There has been much controversy and a recent article in the Chronicle of Higher Education regarding the appeal by St. Louis University of a Program Review and Final Determination pertaining to the Title IV Programs conducted by the Office of Student Financial Assistance Programs(SFAP)of the Department of Education(DOE). The main issue of dispute between St. Louis and DOE is the director’s use of professional judgment. Very simply, the Department is alleging, according to the Chronicle, that the director improperly increased the Pell award of 2,200 students with his use of professional judgment. In one instance, it is alleged that a family with an income of $103,647, after use of professional judgment by the director, was awarded a Pell Grant in the amount of $1,990. Again according to the Chronicle, an earlier DOE Inspector General audit had found that during the 1994-95 and 1995-96 award years, St. Louis University had utilized professional judgment to increase the Pell award for 46% of its recipients, while the national average was 4.6%.

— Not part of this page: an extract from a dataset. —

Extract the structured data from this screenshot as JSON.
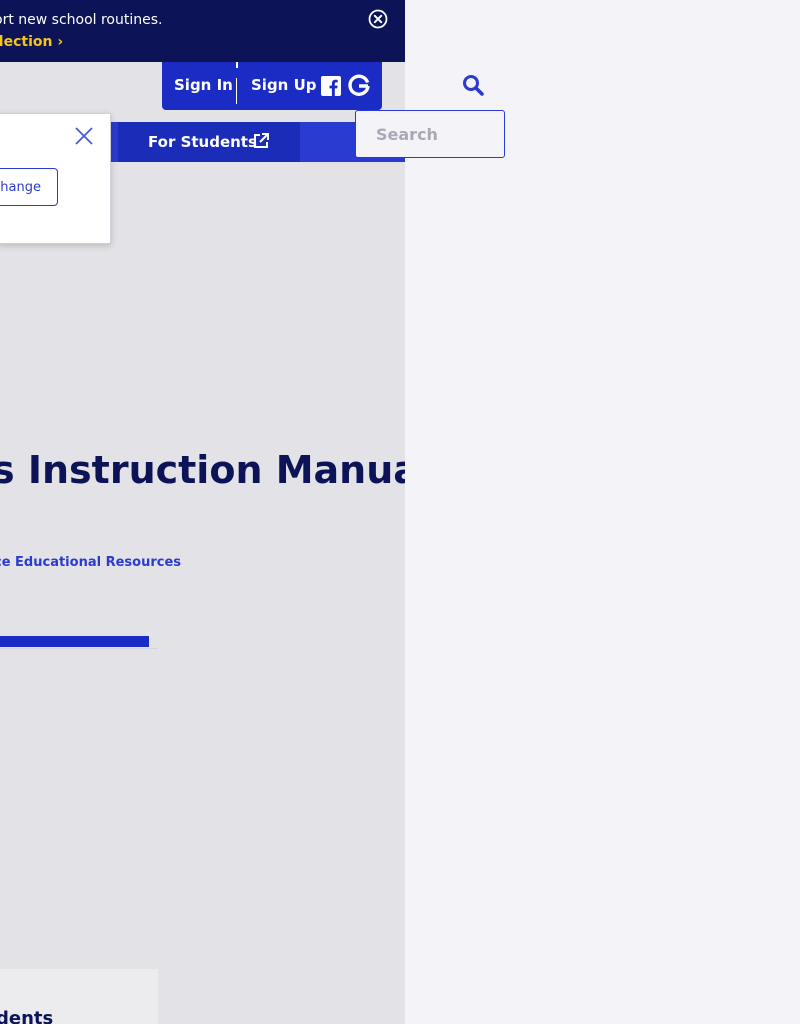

In its appeal, St. Louis denied that it had misused professional judgment. The College argued that DOE did not have the authority to regulate the financial aid director’s use of professional judgment, that it had reviewed each student file on a case by case basis and that it had adequately documented its use of professional judgment for each file. Both of these steps are required when professional judgment is utilized.

Attorney’s for both sides relied on the statute governing professional judgment. A review of the statute’s language is helpful in understanding the nature of the dispute.


(a) IN GENERAL – – Nothing in this part shall be interpreted as limiting the authority of the financial aid administrator, on the basis of adequate documentation, to make adjustments on a case-by-case basis to the cost of attendance or the values of the data items required to calculate the expected student or parent contribution (or both) to allow for treatment of an individual eligible applicant with special circumstances. However, this authority shall not be construed to permit aid administrators to deviate from the contributions expected in the absence of special circ umstances. Special circumstances shall be conditions that differentiate an individual student from a class of students rather than conditions that exist across a class of students. Adequate documentation for such adjustments shall substantiate such special circumstances of individual students. In addition, nothing in this title shall be interpreted as limiting the authority of the student financial aid administrator in such cases to request and use supplementary information about the financial status or personal circumstances of eligible applicants in selecting recipients and determining the amount of awards under this title. No student or parent shall be charged a fee for collecting, processing, or delivering such supplementary information.”

Though both DOE and the College assert that the statutory language supports its position, it appears that the issues in the St. Louis case relate to the adequacy of the documentation provided and the large number of students to whom the director applied professional judgment.

Judge Ernest C. Cannellos, an administrative law judge with DOE, found for St. Louis, agreeing with the College that DOE was prohibited from limiting the authority of the financial aid director as that authority related to the use of professional judgment. DOE has appealed Judge Cannellos’s ruling to the Secretary of Education.

Without addressing the merits, this case is of importance to the financial aid administrator, as it is representative of the risks inherent in the profession. Any interpretation of a statute or regulation pertaining to Title IV is subject to a different interpretation by DOE. Though the College may ultimately prevail, as the appeal process is both arduous and lengthy, it will have done so at great expense both in terms of lost staff time due to case preparation and stress and legal fees. A recommended practice, then, is to consult with DOE regional office or national, either directly or anonymously, regarding their interpretation of a statute or regulation before implementing any statutory or regulatory interpretation with far reaching policy and fiscal consequences.